Da solista ha debuttato nel gennaio 1998. Nel 2028 saranno 30 anni di carriera, escludendo i dieci anni di Coro. Com'è cambiata la sua vocalità? Che ruoli faceva all'inizio e quali si sente ora? E soprattutto come si costruisce una carriera longeva?

«Non è semplice. Ma parto dalla prima domanda: sono nato così artisticamente, con una voce che aveva già una certa di potenza nonostante fosse immatura. Immaturo era anch'io, nel senso che anche psicologicamente devi crescere per affrontare il palcoscenico e certi ruoli. Ormai si affidano ai giovani anche ruoli di padri o di figure impegnative: puoi essere bravissimo a interpretarli ma faresti meglio se avessi quell'esperienza che ti dà solo la vita stessa. Adesso io mi sento molto più a mio agio: cose che mi sembravano molto difficili, ora mi risultano semplici. Però, se posso aggiungere, ho detto tanti “no”. Per esempio, un “no” che ho detto sempre e, a questo punto lo dirò sempre, è per Zaccaria nel Nabucco. Da giovane perché non ero pronto e non volevo bruciarmi; adesso - per come è stato portato in alto il “la” - perché sottoporrei la mia voce a uno stress notevole».

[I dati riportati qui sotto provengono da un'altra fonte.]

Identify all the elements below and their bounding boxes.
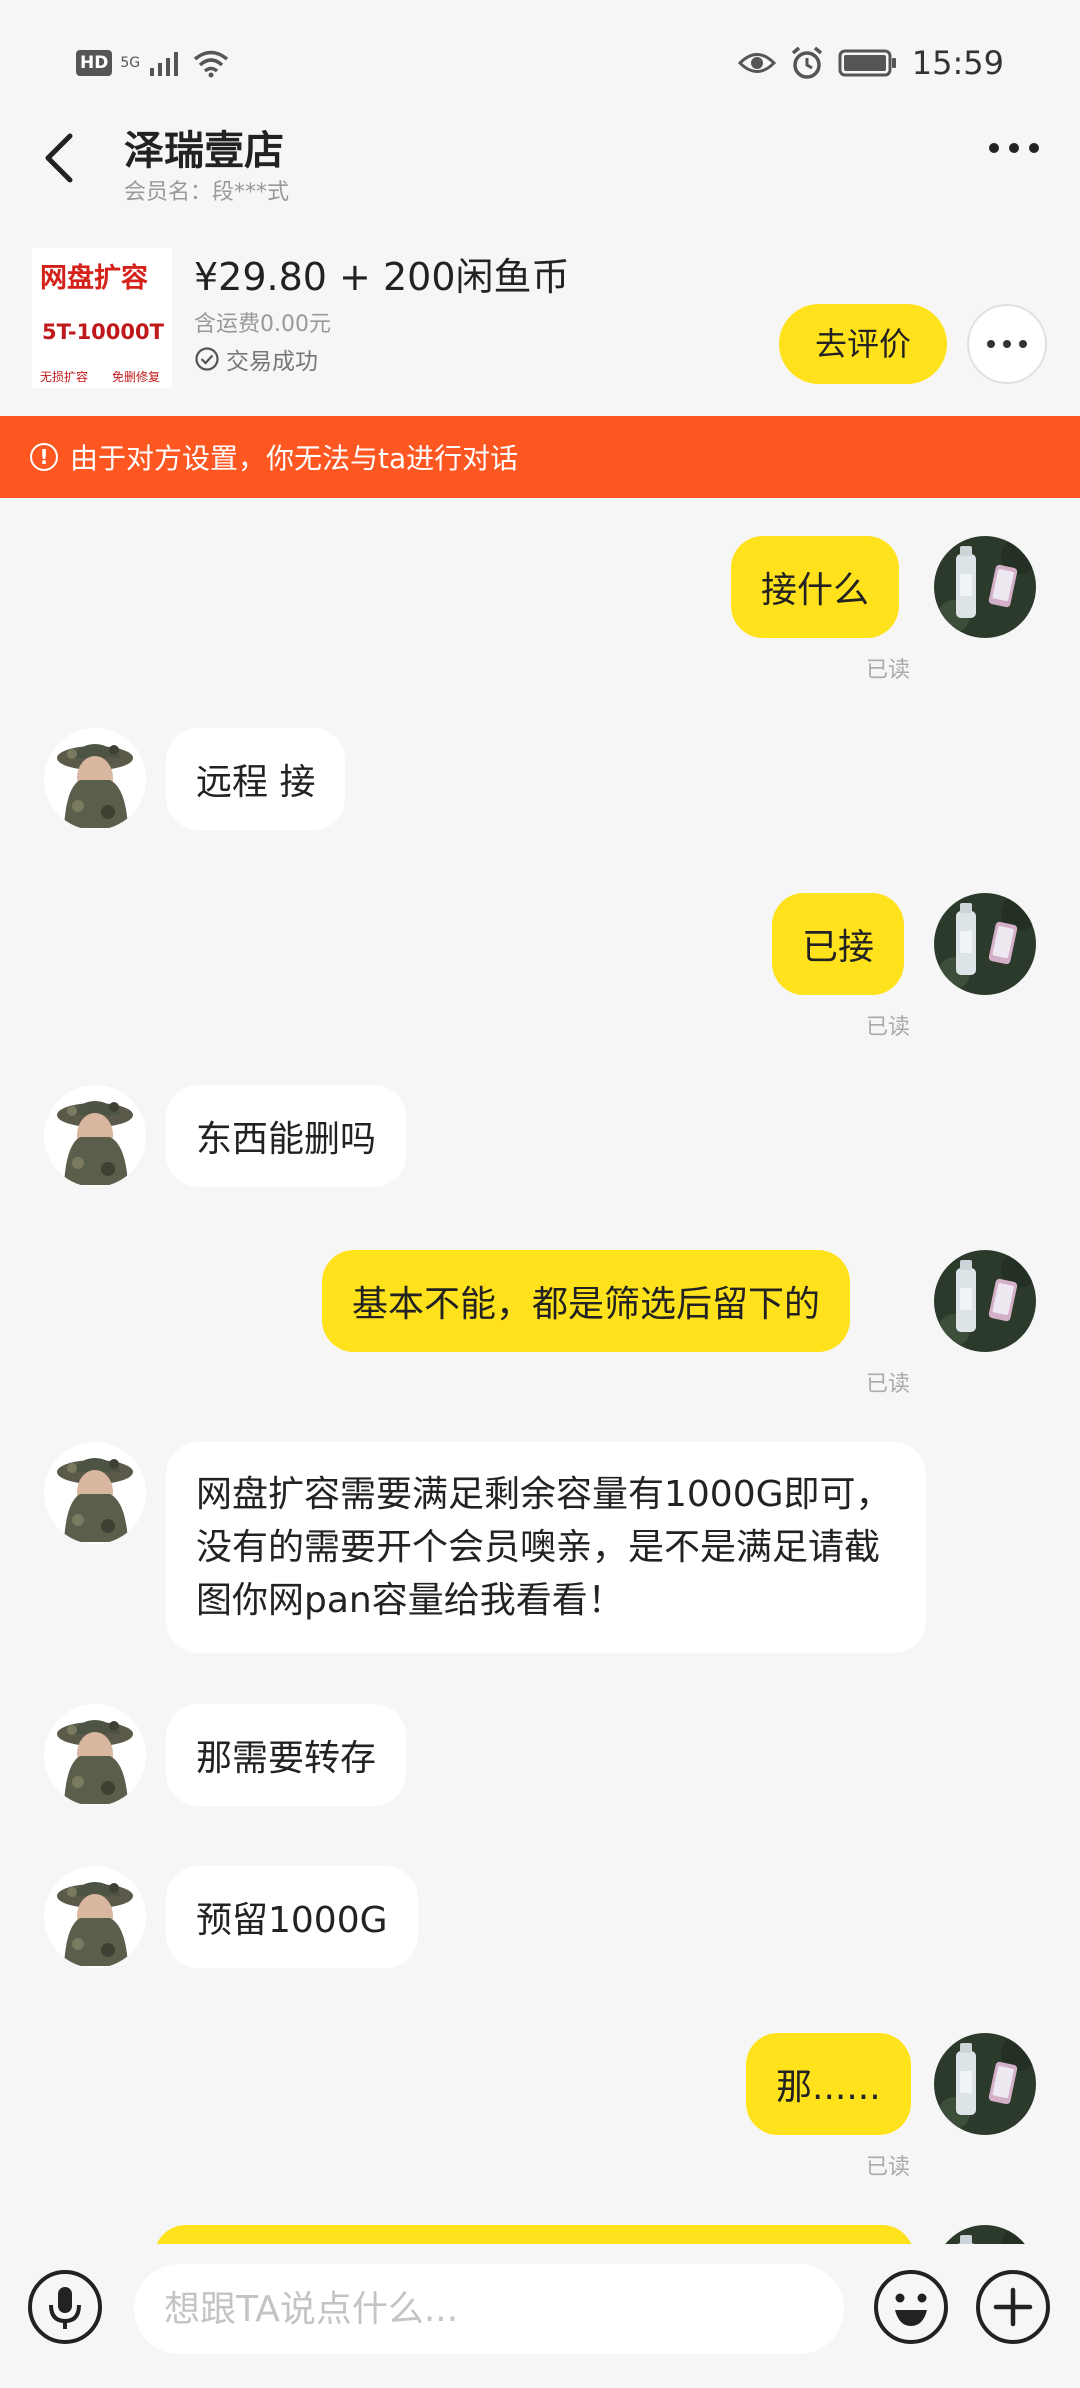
contact-avatar[interactable] [44,1704,146,1806]
contact-avatar[interactable] [44,728,146,830]
product-price: ¥29.80 + 200闲鱼币 [194,255,570,299]
voice-button[interactable] [28,2270,102,2344]
my-avatar[interactable] [934,893,1036,995]
plus-icon [993,2287,1033,2327]
thumb-tag-right: 免删修复 [112,370,161,384]
battery-icon [838,49,896,77]
status-left: HD 5G [76,48,230,78]
message-text: 那需要转存 [196,1738,377,1779]
contact-avatar[interactable] [44,1442,146,1544]
status-right: 15:59 [737,44,1004,82]
read-status: 已读 [866,2155,911,2180]
eye-icon [737,53,776,73]
page-title: 泽瑞壹店 [124,128,284,174]
input-bar [0,2244,1080,2388]
message-list[interactable]: 接什么 已读 远程 接 已接 已读 东西能删吗 基本不能，都是筛选后留下的 已读… [0,498,1080,2244]
more-icon [989,143,1039,153]
more-actions-button[interactable] [976,2270,1050,2344]
more-options-button[interactable] [986,140,1042,160]
message-text: 那...... [776,2067,881,2108]
sent-message[interactable]: 接什么 [731,536,900,638]
contact-avatar[interactable] [44,1866,146,1968]
message-text: 远程 接 [196,762,316,803]
message-text: 预留1000G [196,1900,388,1941]
warning-icon: ! [30,443,58,471]
network-type: 5G [120,55,141,71]
my-avatar[interactable] [934,536,1036,638]
emoji-icon [895,2293,927,2326]
clock: 15:59 [911,44,1004,82]
read-status: 已读 [866,1015,911,1040]
signal-icon [150,52,179,76]
emoji-button[interactable] [874,2270,948,2344]
received-message[interactable]: 网盘扩容需要满足剩余容量有1000G即可，没有的需要开个会员噢亲，是不是满足请截… [166,1442,926,1653]
message-text: 基本不能，都是筛选后留下的 [352,1284,821,1325]
thumb-title: 网盘扩容 [40,263,148,294]
received-message[interactable]: 那需要转存 [166,1704,407,1806]
status-bar: HD 5G 15:59 [0,0,1080,110]
message-text: 网盘扩容需要满足剩余容量有1000G即可，没有的需要开个会员噢亲，是不是满足请截… [196,1474,892,1621]
my-avatar[interactable] [934,1250,1036,1352]
sent-message[interactable]: 已接 [772,893,905,995]
message-text: 已接 [802,927,875,968]
chat-header: 泽瑞壹店 会员名：段***式 [0,110,1080,210]
freight-info: 含运费0.00元 [194,312,331,337]
thumb-capacity: 5T-10000T [42,320,164,344]
deal-status-text: 交易成功 [226,349,318,375]
my-avatar[interactable] [934,2033,1036,2135]
received-message[interactable]: 东西能删吗 [166,1085,407,1187]
sent-message[interactable] [154,2225,914,2244]
more-icon [987,340,1027,348]
hd-badge: HD [76,50,113,76]
message-text: 东西能删吗 [196,1119,377,1160]
member-name: 会员名：段***式 [124,180,290,205]
received-message[interactable]: 远程 接 [166,728,346,830]
product-thumbnail[interactable]: 网盘扩容 5T-10000T 无损扩容 免删修复 [32,248,172,388]
sent-message[interactable]: 那...... [746,2033,911,2135]
message-text: 接什么 [761,570,870,611]
alarm-icon [791,46,822,79]
read-status: 已读 [866,1372,911,1397]
wifi-icon [194,50,229,78]
message-input[interactable] [134,2264,844,2354]
review-button[interactable]: 去评价 [779,304,947,384]
read-status: 已读 [866,658,911,683]
contact-avatar[interactable] [44,1085,146,1187]
back-button[interactable] [40,128,80,192]
banner-text: 由于对方设置，你无法与ta进行对话 [70,442,519,475]
received-message[interactable]: 预留1000G [166,1866,418,1968]
product-card[interactable]: 网盘扩容 5T-10000T 无损扩容 免删修复 ¥29.80 + 200闲鱼币… [0,240,1080,400]
back-icon [45,133,73,183]
sent-message[interactable]: 基本不能，都是筛选后留下的 [322,1250,851,1352]
deal-status: 交易成功 [194,342,318,376]
thumb-tag-left: 无损扩容 [40,370,89,384]
my-avatar[interactable] [934,2225,1036,2244]
microphone-icon [49,2287,81,2329]
check-circle-icon [195,347,219,371]
restriction-banner: ! 由于对方设置，你无法与ta进行对话 [0,416,1080,498]
product-more-button[interactable] [967,304,1047,384]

Quindi una lunga carriera si costruisce anche dicendo dei “no”?

«Esatto, stando attenti alla propria maturazione vocale, all'attitudine, insomma. L'ho sempre fatto. Poi purtroppo mi sono capitati due momenti - tra l'altro avrei dovuto essere impegnato a Parma - in cui la mia voce ha dato forfait per problemi di salute, è stato in coincidenza di due momenti di sofferenza mia, anche psicologica, di preoccupazione per i miei genitori che poi sono mancati. Lì la mia voce ne ha risentito tanto. Ora ho recuperato, sono in un momento di grande serenità».

È stato diretto da grandi direttori: chi le ha dato di più?

«Ciascuno di loro ti dà qualcosa, cito Daniele Gatti perché ho molto fresco il “Falstaff” in Scala, in febbraio. Però se sono grandi direttori è perché evidentemente hanno qualcosa dentro e riescono a tirare fuori da te qualcosa di particolare».